Discussion and Conclusions
In conclusion, we identified 4-aminoquinoline as the basic core for the design of new cholinesterase inhibitors. Structural determinants and modification strategy (summarized in Fig. 5) were discussed in this article. Small hydrophobic groups at 2- and 3- position of quinolone improve the binding affinity through hydrophobic contacts. Additionally, appropriate substituents at benzene ring (R′ position in Fig. 5) can be introduced to fit the sub-pocket around Tyr130 and Glu199. Considering the simple structure and high inhibitory potency against AChE, 4-aminoquinoline provides a good starting core for further designing novel multifunctional AChEIs.
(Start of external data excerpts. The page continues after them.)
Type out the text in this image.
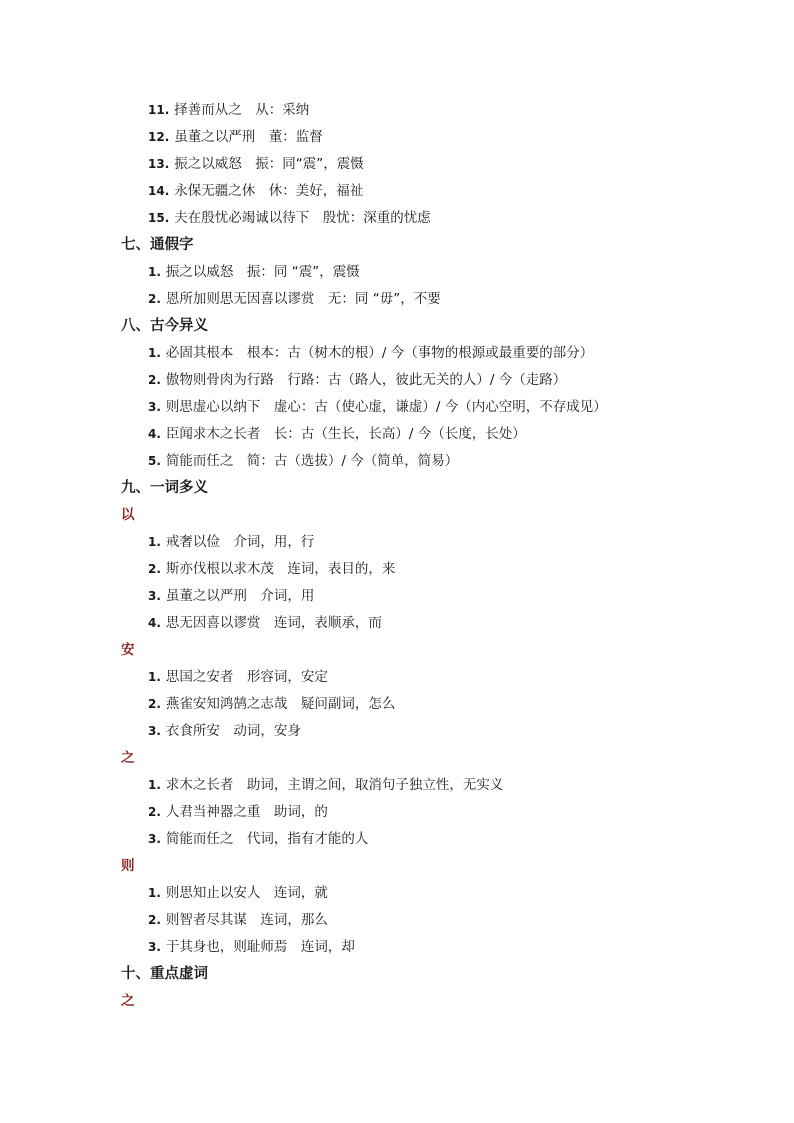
11. 择善而从之　从：采纳
12. 虽董之以严刑　董：监督
13. 振之以威怒　振：同“震”，震慑
14. 永保无疆之休　休：美好，福祉
15. 夫在殷忧必竭诚以待下　殷忧：深重的忧虑
七、通假字
1. 振之以威怒　振：同 “震”，震慑
2. 恩所加则思无因喜以谬赏　无：同 “毋”，不要
八、古今异义
1. 必固其根本　根本：古（树木的根）/ 今（事物的根源或最重要的部分）
2. 傲物则骨肉为行路　行路：古（路人，彼此无关的人）/ 今（走路）
3. 则思虚心以纳下　虚心：古（使心虚，谦虚）/ 今（内心空明，不存成见）
4. 臣闻求木之长者　长：古（生长，长高）/ 今（长度，长处）
5. 简能而任之　简：古（选拔）/ 今（简单，简易）
九、一词多义
以
1. 戒奢以俭　介词，用，行
2. 斯亦伐根以求木茂　连词，表目的，来
3. 虽董之以严刑　介词，用
4. 思无因喜以谬赏　连词，表顺承，而
安
1. 思国之安者　形容词，安定
2. 燕雀安知鸿鹄之志哉　疑问副词，怎么
3. 衣食所安　动词，安身
之
1. 求木之长者　助词，主谓之间，取消句子独立性，无实义
2. 人君当神器之重　助词，的
3. 简能而任之　代词，指有才能的人
则
1. 则思知止以安人　连词，就
2. 则智者尽其谋　连词，那么
3. 于其身也，则耻师焉　连词，却
十、重点虚词
之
This is an initial study to identify simple and efficient core for further design of multi-target-directed ligands (MTDLs) for the treatment of AD. Acetylcholinesterase inhibition is still one of the most successful therapeutic strategies. The core we disclosed in this paper provides a good starting point. Further studies will be focused on two areas:
Improve the inhibitory potency of the compound by occupying the whole binding groove of AChE, including the CAS and PAS site. Structure-guided molecular design will be performed, proper linkers and fragments will be screened and merged into the 4-aminoquinoline core.
Considering that many studies report that the progress of AD is tightly correlated to inflammatory condition of nervous system, the design of MTDLs will try to recover the inflammatory environment to normal condition. Antioxidative and component is preferred to be introduced into the core.